Page:Sand - Le Péché de Monsieur Antoine, Pauline, L’Orco, Calman-Lévy, 18xx, tome 1.djvu/310

Cette page a été validée par deux contributeurs.

ne pas chagriner M. de Châteaubrun, il ne refusait plus de lui faire raison en arrivant. Peut-être même, grâce au prestige complet qu’il subissait dans le lieu où respirait Gilberte, était-il arrivé à trouver cette piquette meilleure que tous les vins fins de la table de son père. Mais, cette fois, le breuvage lui parut amer, lorsque Galuchet, se donnant les airs d’un homme qui daigne hurler avec les loups, approcha son verre du sien, pour trinquer à la manière de M. de Châteaubrun. Il accompagna cette familiarité d’un mouvement du coude et de l’épaule, désagréablement vulgaire, croyant imiter joyeusement la patriarcale simplicité d’Antoine.

« Monsieur le comte, dit Émile en affectant de traiter Antoine avec plus de respect encore que de coutume, je crains que vous n’ayez fait trop boire M. Constant Galuchet. Voyez donc comme il a les yeux rouges et le regard fixe ! Prenez garde ; je vous avertis qu’il a la tête très faible.

— La tête faible, monsieur Émile ! pourquoi dites-vous que j’ai la tête faible ? répondit Galuchet.

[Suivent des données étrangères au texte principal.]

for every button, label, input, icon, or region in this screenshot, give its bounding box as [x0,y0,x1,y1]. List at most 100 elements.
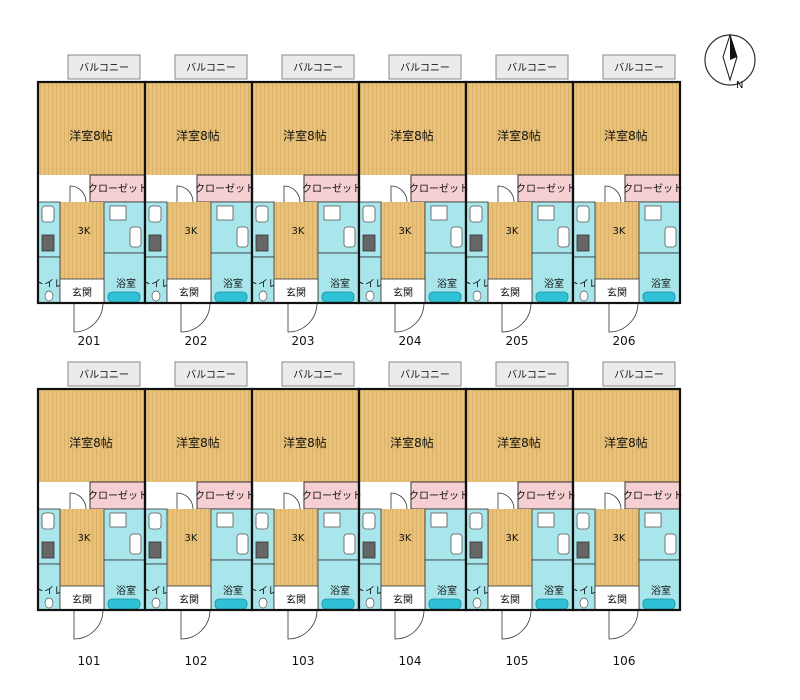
western-room-label: 洋室8帖 [283,435,327,450]
bath-label: 浴室 [437,584,457,597]
toilet-icon [365,597,375,609]
closet [303,481,360,510]
entrance-label: 玄関 [179,593,199,606]
entrance-label: 玄関 [393,286,413,299]
balcony-label: バルコニー [186,62,236,74]
sink-icon [362,512,376,530]
door-swing-icon [390,185,408,203]
kitchen-label: 3K [78,533,91,544]
western-room [466,82,573,175]
toilet-label: トイレ [34,279,64,290]
washing-machine-icon [450,533,463,555]
sink-icon [41,512,55,530]
bath-label: 浴室 [544,277,564,290]
western-room-label: 洋室8帖 [497,435,541,450]
kitchen-label: 3K [399,226,412,237]
entrance [594,585,640,611]
entrance [487,585,533,611]
washbasin-icon [109,205,127,221]
compass-needle-dark-icon [730,35,737,60]
door-swing-icon [394,302,425,333]
door-swing-icon [180,302,211,333]
toilet-label: トイレ [141,586,171,597]
toilet-label: トイレ [141,279,171,290]
bathtub-icon [642,598,676,610]
bathtub-icon [428,598,462,610]
western-room-label: 洋室8帖 [390,435,434,450]
unit-number: 201 [78,334,101,348]
washbasin-icon [537,205,555,221]
stove-icon [255,541,269,559]
sink-icon [362,205,376,223]
closet [624,481,681,510]
closet [196,174,253,203]
closet [89,174,146,203]
closet [303,174,360,203]
balcony [281,54,355,80]
unit-outline [571,80,682,305]
washbasin-icon [430,205,448,221]
washing-machine-icon [664,226,677,248]
western-room-label: 洋室8帖 [69,435,113,450]
sink-icon [148,512,162,530]
western-room [573,82,680,175]
door-swing-icon [73,302,104,333]
washbasin-icon [216,205,234,221]
balcony [602,361,676,387]
toilet-icon [44,597,54,609]
western-room [573,389,680,482]
entrance-label: 玄関 [500,593,520,606]
western-room [145,82,252,175]
door-swing-icon [287,302,318,333]
entrance [166,278,212,304]
unit-number: 203 [292,334,315,348]
toilet-label: トイレ [355,586,385,597]
kitchen-label: 3K [506,533,519,544]
toilet-label: トイレ [248,279,278,290]
washing-machine-icon [557,533,570,555]
door-swing-icon [176,492,194,510]
entrance-label: 玄関 [607,593,627,606]
closet-label: クローゼット [195,490,255,502]
toilet-icon [258,290,268,302]
balcony-label: バルコニー [293,62,343,74]
sink-icon [255,205,269,223]
bath-label: 浴室 [651,277,671,290]
bath-label: 浴室 [116,584,136,597]
washing-machine-icon [129,226,142,248]
sink-icon [576,512,590,530]
washing-machine-icon [129,533,142,555]
door-swing-icon [501,302,532,333]
door-swing-icon [608,302,639,333]
door-swing-icon [73,609,104,640]
closet-label: クローゼット [302,183,362,195]
washing-machine-icon [664,533,677,555]
kitchen-label: 3K [292,226,305,237]
washbasin-icon [644,512,662,528]
balcony-label: バルコニー [400,369,450,381]
closet-label: クローゼット [516,183,576,195]
kitchen-label: 3K [399,533,412,544]
stove-icon [41,234,55,252]
toilet-icon [151,290,161,302]
unit-number: 206 [613,334,636,348]
kitchen-label: 3K [292,533,305,544]
western-room-label: 洋室8帖 [604,435,648,450]
balcony [67,361,141,387]
closet [624,174,681,203]
toilet-label: トイレ [248,586,278,597]
unit-outline [571,387,682,612]
toilet-label: トイレ [569,279,599,290]
bathtub-icon [535,598,569,610]
kitchen-label: 3K [506,226,519,237]
balcony [388,54,462,80]
balcony [495,54,569,80]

Vous ne m’avez jamais vu ivre, que je sache.

— Ce sera donc la première fois que j’aurai ce plaisir, si vous continuez à trinquer de la sorte.

— Cela vous ferait donc plaisir de me voir commettre des inconvenances ?

— J’espère que cela n’arrivera pas, si vous suivez mon conseil.

— Eh bien, dit Galuchet en se levant, si M. Antoine veut faire un tour de promenade, je suis tout prêt à offrir mon bras à mademoiselle Gilberte, et l’on verra si je marche de travers.

— J’aime autant ne pas risquer l’épreuve, répondit Gilberte, qui était assise à l’entrée du pavillon et caressait monsieur Sacripant.